Below is the generation quality evaluated with 5,000 samples from the MJHQ-30K dataset. Our quantization pipeline retains near-FP16 aesthetic alignment (ImageReward) while compressing the model severely.
| Model | Precision | Method | FID (↓) | ImageReward (↑) | CLIP-IQA (↑) |
|---|---|---|---|---|---|
| Infinity 8B | FP16 | -- | 19.6 | 1.18 | 0.945 |
| INT W4A4 | SVDQuant + KV8 | 19.0 | 1.13 | 0.935 | |
| Infinity 2B | FP16 | -- | 21.3 | 0.981 | 0.947 |
| INT W4A4 | SVDQuant + KV8 | 20.2 | 0.840 | 0.919 |
System footprint and end-to-end latency measured on an NVIDIA Jetson AGX Orin 64GB. The "Feasible HW" tier indicates the minimum commercial module required to run the model natively in memory.
| Model | Precision | Peak Memory | Latency | Feasible HW |
|---|---|---|---|---|
| Flux.1-dev | INT W4A4 | 11.8 GB | 112.0 s | Orin NX (16GB) |
| Infinity 8B | FP16 | 37.1 GB | 25.1 s | AGX Orin (64GB) |
| Infinity 8B | INT W4A4 + KV8 | 13.3 GB | 27.0 s | Orin NX (16GB) |
| Infinity 2B | FP16 | 16.0 GB | 8.46 s | AGX Orin (32GB) |
| Infinity 2B | INT W4A4 + KV8 | 7.71 GB | 11.5 s | Orin Nano (8GB) |
Qualitative Comparison of our compressed Infinity 8B model.
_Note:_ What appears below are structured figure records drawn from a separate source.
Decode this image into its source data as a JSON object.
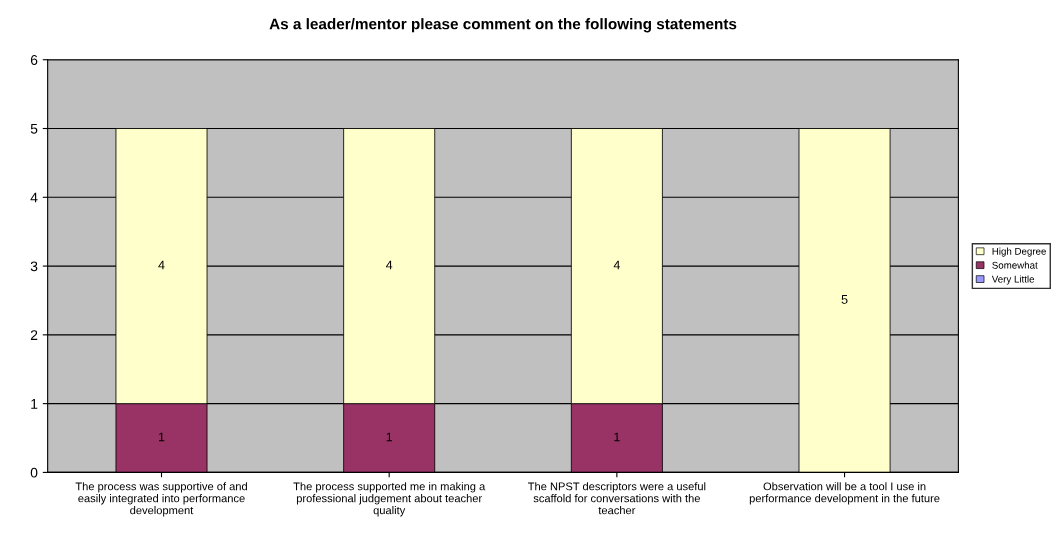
{
  "chart_data": {
    "type": "bar",
    "stacked": true,
    "title": "As a leader/mentor please comment on the following statements",
    "categories": [
      "The process was supportive of and\neasily integrated into performance\ndevelopment",
      "The process supported me in making a\nprofessional judgement about teacher\nquality",
      "The NPST descriptors were a useful\nscaffold for conversations with the\nteacher",
      "Observation will be a tool I use in\nperformance development in the future"
    ],
    "series": [
      {
        "name": "Very Little",
        "color": "#9999ff",
        "values": [
          0,
          0,
          0,
          0
        ],
        "value_labels": [
          null,
          null,
          null,
          null
        ]
      },
      {
        "name": "Somewhat",
        "color": "#993366",
        "values": [
          1,
          1,
          1,
          0
        ],
        "value_labels": [
          "1",
          "1",
          "1",
          null
        ]
      },
      {
        "name": "High Degree",
        "color": "#ffffcc",
        "values": [
          4,
          4,
          4,
          5
        ],
        "value_labels": [
          "4",
          "4",
          "4",
          "5"
        ]
      }
    ],
    "ylim": [
      0,
      6
    ],
    "yticks": [
      0,
      1,
      2,
      3,
      4,
      5,
      6
    ],
    "grid": "y",
    "legend": "right"
  }
}
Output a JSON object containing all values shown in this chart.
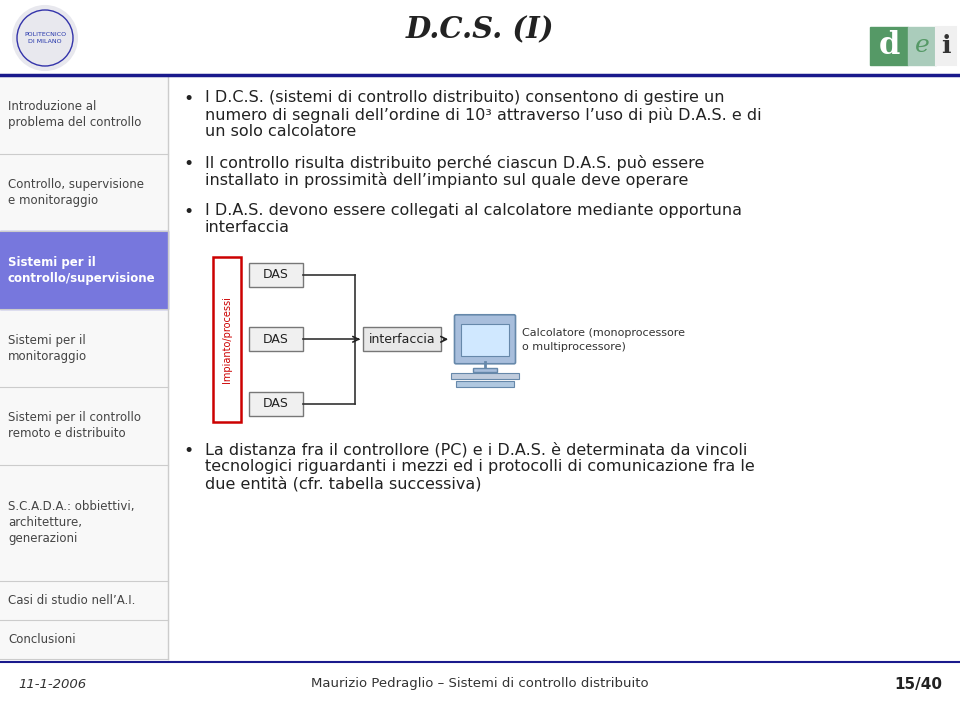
{
  "title": "D.C.S. (I)",
  "bg_color": "#ffffff",
  "header_line_color": "#1a1a8c",
  "sidebar_bg": "#f5f5f5",
  "sidebar_active_bg": "#7777dd",
  "sidebar_active_text": "#ffffff",
  "sidebar_text_color": "#444444",
  "sidebar_items": [
    "Introduzione al\nproblema del controllo",
    "Controllo, supervisione\ne monitoraggio",
    "Sistemi per il\ncontrollo/supervisione",
    "Sistemi per il\nmonitoraggio",
    "Sistemi per il controllo\nremoto e distribuito",
    "S.C.A.D.A.: obbiettivi,\narchitetture,\ngenerazioni",
    "Casi di studio nell’A.I.",
    "Conclusioni"
  ],
  "sidebar_active_index": 2,
  "bullet_points": [
    "I D.C.S. (sistemi di controllo distribuito) consentono di gestire un\nnumero di segnali dell’ordine di 10³ attraverso l’uso di più D.A.S. e di\nun solo calcolatore",
    "Il controllo risulta distribuito perché ciascun D.A.S. può essere\ninstallato in prossimità dell’impianto sul quale deve operare",
    "I D.A.S. devono essere collegati al calcolatore mediante opportuna\ninterfaccia",
    "La distanza fra il controllore (PC) e i D.A.S. è determinata da vincoli\ntecnologici riguardanti i mezzi ed i protocolli di comunicazione fra le\ndue entità (cfr. tabella successiva)"
  ],
  "footer_date": "11-1-2006",
  "footer_center": "Maurizio Pedraglio – Sistemi di controllo distribuito",
  "footer_right": "15/40",
  "text_color": "#222222",
  "diagram_impianto_border": "#cc0000",
  "diagram_impianto_text": "#cc0000",
  "sidebar_font_size": 8.5,
  "bullet_font_size": 11.5,
  "footer_font_size": 9.5
}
We evaluate fidelity across four scenarios: Detailed Portrait, Architectural Geometry, Landscape Gradients, and Object Representation. Columns compare Infinity 8B in FP16 vs.\ our W4A4 quantization pipeline against Flux.1-dev (quantized via SVDQuant W4A4 INT4). The quantized Infinity 8B retains near-FP16 quality, showing comparable or even superior output quality to the baseline Flux.1-dev.
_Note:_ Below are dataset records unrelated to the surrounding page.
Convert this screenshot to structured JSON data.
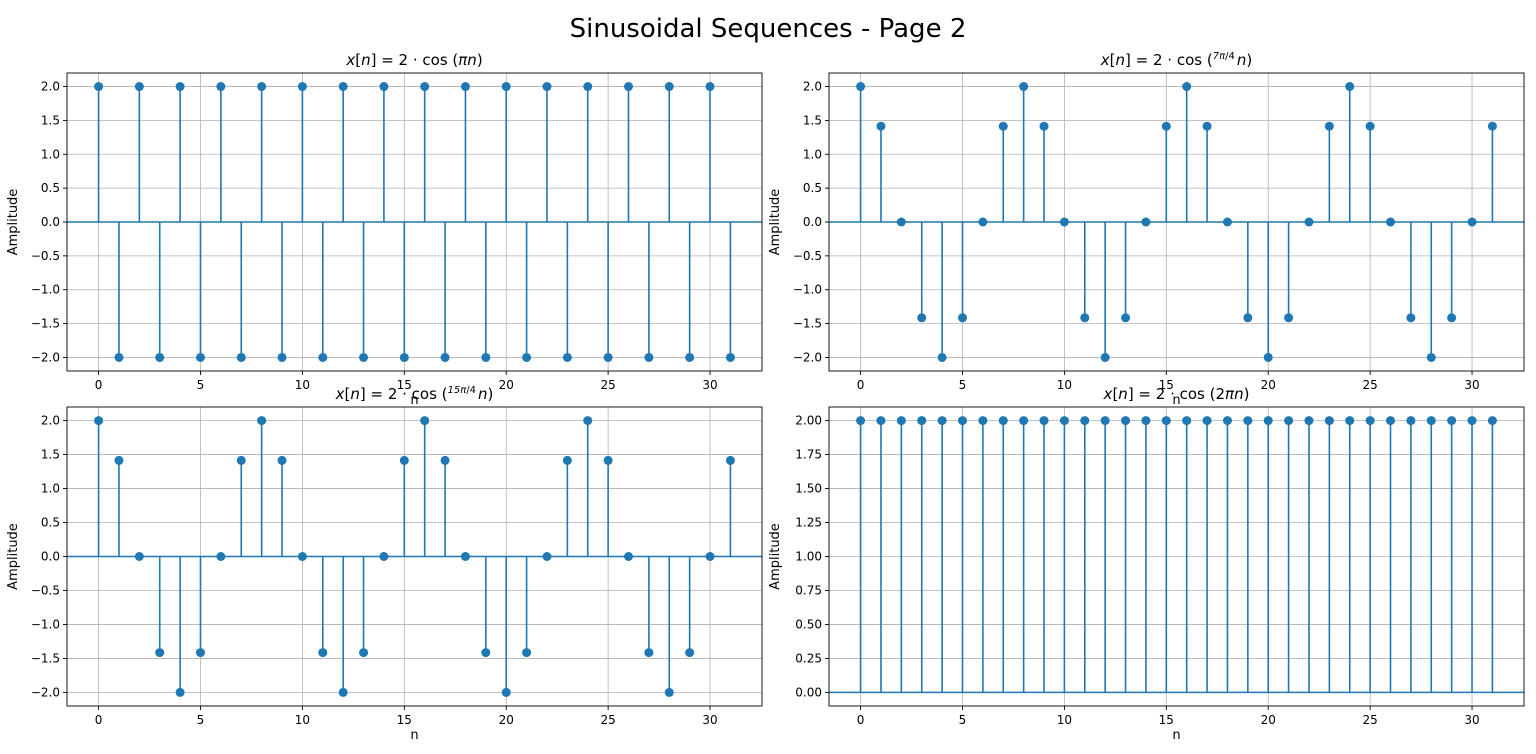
{
  "figure": {
    "title": "Sinusoidal Sequences - Page 2",
    "colors": {
      "stem": "#1f77b4",
      "grid": "#b0b0b0",
      "axes": "#000000",
      "background": "#ffffff"
    }
  },
  "chart_data": [
    {
      "type": "stem",
      "title": "x[n] = 2 · cos (πn)",
      "title_parts": [
        "x",
        "[",
        "n",
        "] = 2 · cos (",
        "π",
        "n",
        ")"
      ],
      "xlabel": "n",
      "ylabel": "Amplitude",
      "xlim": [
        -1.55,
        32.55
      ],
      "ylim": [
        -2.2,
        2.2
      ],
      "xticks": [
        0,
        5,
        10,
        15,
        20,
        25,
        30
      ],
      "yticks": [
        -2.0,
        -1.5,
        -1.0,
        -0.5,
        0.0,
        0.5,
        1.0,
        1.5,
        2.0
      ],
      "ytick_labels": [
        "−2.0",
        "−1.5",
        "−1.0",
        "−0.5",
        "0.0",
        "0.5",
        "1.0",
        "1.5",
        "2.0"
      ],
      "grid": true,
      "baseline": 0,
      "x": [
        0,
        1,
        2,
        3,
        4,
        5,
        6,
        7,
        8,
        9,
        10,
        11,
        12,
        13,
        14,
        15,
        16,
        17,
        18,
        19,
        20,
        21,
        22,
        23,
        24,
        25,
        26,
        27,
        28,
        29,
        30,
        31
      ],
      "values": [
        2,
        -2,
        2,
        -2,
        2,
        -2,
        2,
        -2,
        2,
        -2,
        2,
        -2,
        2,
        -2,
        2,
        -2,
        2,
        -2,
        2,
        -2,
        2,
        -2,
        2,
        -2,
        2,
        -2,
        2,
        -2,
        2,
        -2,
        2,
        -2
      ]
    },
    {
      "type": "stem",
      "title": "x[n] = 2 · cos (7π/4 n)",
      "title_parts": [
        "x",
        "[",
        "n",
        "] = 2 · cos (",
        "7π",
        "4",
        "n",
        ")"
      ],
      "xlabel": "n",
      "ylabel": "Amplitude",
      "xlim": [
        -1.55,
        32.55
      ],
      "ylim": [
        -2.2,
        2.2
      ],
      "xticks": [
        0,
        5,
        10,
        15,
        20,
        25,
        30
      ],
      "yticks": [
        -2.0,
        -1.5,
        -1.0,
        -0.5,
        0.0,
        0.5,
        1.0,
        1.5,
        2.0
      ],
      "ytick_labels": [
        "−2.0",
        "−1.5",
        "−1.0",
        "−0.5",
        "0.0",
        "0.5",
        "1.0",
        "1.5",
        "2.0"
      ],
      "grid": true,
      "baseline": 0,
      "x": [
        0,
        1,
        2,
        3,
        4,
        5,
        6,
        7,
        8,
        9,
        10,
        11,
        12,
        13,
        14,
        15,
        16,
        17,
        18,
        19,
        20,
        21,
        22,
        23,
        24,
        25,
        26,
        27,
        28,
        29,
        30,
        31
      ],
      "values": [
        2,
        1.414,
        0,
        -1.414,
        -2,
        -1.414,
        0,
        1.414,
        2,
        1.414,
        0,
        -1.414,
        -2,
        -1.414,
        0,
        1.414,
        2,
        1.414,
        0,
        -1.414,
        -2,
        -1.414,
        0,
        1.414,
        2,
        1.414,
        0,
        -1.414,
        -2,
        -1.414,
        0,
        1.414
      ]
    },
    {
      "type": "stem",
      "title": "x[n] = 2 · cos (15π/4 n)",
      "title_parts": [
        "x",
        "[",
        "n",
        "] = 2 · cos (",
        "15π",
        "4",
        "n",
        ")"
      ],
      "xlabel": "n",
      "ylabel": "Amplitude",
      "xlim": [
        -1.55,
        32.55
      ],
      "ylim": [
        -2.2,
        2.2
      ],
      "xticks": [
        0,
        5,
        10,
        15,
        20,
        25,
        30
      ],
      "yticks": [
        -2.0,
        -1.5,
        -1.0,
        -0.5,
        0.0,
        0.5,
        1.0,
        1.5,
        2.0
      ],
      "ytick_labels": [
        "−2.0",
        "−1.5",
        "−1.0",
        "−0.5",
        "0.0",
        "0.5",
        "1.0",
        "1.5",
        "2.0"
      ],
      "grid": true,
      "baseline": 0,
      "x": [
        0,
        1,
        2,
        3,
        4,
        5,
        6,
        7,
        8,
        9,
        10,
        11,
        12,
        13,
        14,
        15,
        16,
        17,
        18,
        19,
        20,
        21,
        22,
        23,
        24,
        25,
        26,
        27,
        28,
        29,
        30,
        31
      ],
      "values": [
        2,
        1.414,
        0,
        -1.414,
        -2,
        -1.414,
        0,
        1.414,
        2,
        1.414,
        0,
        -1.414,
        -2,
        -1.414,
        0,
        1.414,
        2,
        1.414,
        0,
        -1.414,
        -2,
        -1.414,
        0,
        1.414,
        2,
        1.414,
        0,
        -1.414,
        -2,
        -1.414,
        0,
        1.414
      ]
    },
    {
      "type": "stem",
      "title": "x[n] = 2 · cos (2πn)",
      "title_parts": [
        "x",
        "[",
        "n",
        "] = 2 · cos (2",
        "π",
        "n",
        ")"
      ],
      "xlabel": "n",
      "ylabel": "Amplitude",
      "xlim": [
        -1.55,
        32.55
      ],
      "ylim": [
        -0.1,
        2.1
      ],
      "xticks": [
        0,
        5,
        10,
        15,
        20,
        25,
        30
      ],
      "yticks": [
        0.0,
        0.25,
        0.5,
        0.75,
        1.0,
        1.25,
        1.5,
        1.75,
        2.0
      ],
      "ytick_labels": [
        "0.00",
        "0.25",
        "0.50",
        "0.75",
        "1.00",
        "1.25",
        "1.50",
        "1.75",
        "2.00"
      ],
      "grid": true,
      "baseline": 0,
      "x": [
        0,
        1,
        2,
        3,
        4,
        5,
        6,
        7,
        8,
        9,
        10,
        11,
        12,
        13,
        14,
        15,
        16,
        17,
        18,
        19,
        20,
        21,
        22,
        23,
        24,
        25,
        26,
        27,
        28,
        29,
        30,
        31
      ],
      "values": [
        2,
        2,
        2,
        2,
        2,
        2,
        2,
        2,
        2,
        2,
        2,
        2,
        2,
        2,
        2,
        2,
        2,
        2,
        2,
        2,
        2,
        2,
        2,
        2,
        2,
        2,
        2,
        2,
        2,
        2,
        2,
        2
      ]
    }
  ]
}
Prompts are: (1) "Portrait, photograph, canon 5d, magazine, editorial, full profile shot, photorealism, Annie Lebowitz, middle aged man, realistic, accurate"; (2) "A photograph of an intricate wooden gazebo with a traditional Asian-style tiled roof, set in a dense wooded forest clearing. Towering mountains in the background under a partly cloudy sky. Natural daylight, highly detailed wood grain and foliage, 8k"; (3) "Photorealistic. 4k. A hidden beach accessible only by boat, surrounded by towering rock formations, lush vegetation, and colorful coral reefs, the sun sets behind the mountains, subtle warm orange glow close over the water, creating a peaceful and romantic setting, Multiple light sources. high detail. ultra realistic"; (4) "A detailed close-up photograph of a small shrine against a solid black background. A weathered stone statue in the center, surrounded by fresh colorful flowers, several burning candles casting warm light, and fruit wrapped in clear cellophane plastic. Macro lens, highly textured, cinematic lighting, 8k". (1) and (4) are taken from MJHQ, (2) and (3) from sDCI. The same seed is used for all models.